Earlier this week, Poilievre pledged to use an allotted “opposition day” next week to present a motion in the House of Commons declaring lost confidence in Trudeau’s Liberal government. The Conservative leader has attempted to goad both Singh and the Bloc Leader Yves-Francois Blanchet into backing his motion and triggering an early election — something that can now happen due to Singh’s exit from his supply-and-confidence pact with Trudeau earlier this month. But neither leader has decided to bite: Blanchet told reporters Wednesday that even though he doesn’t support the Liberals, there are still concessions he would like to extract from them, such as increasing pension payments for seniors.
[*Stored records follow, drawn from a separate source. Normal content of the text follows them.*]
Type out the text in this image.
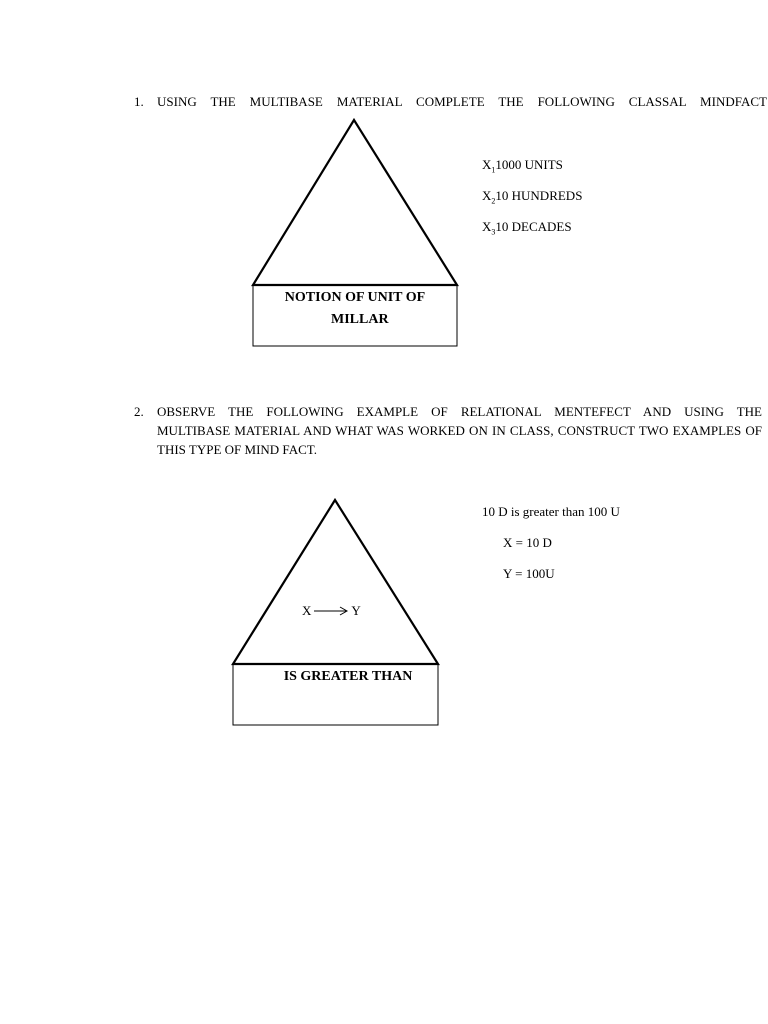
1. USING THE MULTIBASE MATERIAL COMPLETE THE FOLLOWING CLASSAL MINDFACT
NOTION OF UNIT OF
MILLAR
$X_11000$ UNITS
$X_210$ HUNDREDS
$X_310$ DECADES
2. OBSERVE THE FOLLOWING EXAMPLE OF RELATIONAL MENTEFECT AND USING THE
MULTIBASE MATERIAL AND WHAT WAS WORKED ON IN CLASS, CONSTRUCT TWO EXAMPLES OF
THIS TYPE OF MIND FACT.
X	Y
IS GREATER THAN
10 D is greater than 100 U
X = 10 D
Y = 100U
Singh said repeatedly Thursday that Trudeau has let Canadians down, and that he doesn’t “deserve” another chance. He didn’t say when he was prepared to offer voters that chance, but said in terms of his own demands that he would be looking for the Liberals to impose a cap on grocery prices for essential items. Singh’s principal secretary, Anne McGrath, told the Star at the NDP’s caucus retreat in Montreal last week that New Democrats still want to see the Trudeau government table a bill that would improve care for seniors.

Passing such legislation was one of the unfinished items in Singh and Trudeau’s governance deal; early work on crafting the bill had only cleared the consultation phase by the time the pact collapsed. Another bill — which lays out a framework for government-paid drug coverage and a plan to cover diabetes and birth control drugs and devices — is still being studied in the Senate. The passage of pharmacare legislation is a key priority for the New Democrats as a new session of Parliament gets underway, with Singh noting Thursday that Poilievre is “very much interested” in stopping the progress of the bill.

“They’re absolutely timing this vote right while pharmacare is in the Senate,” he said. Hours before Singh made his announcement on Parliament Hill, Poilievre took to social media to blast the NDP leader for his refusal to commit to taking down the Trudeau government, saying Singh “never shows up when it counts.”.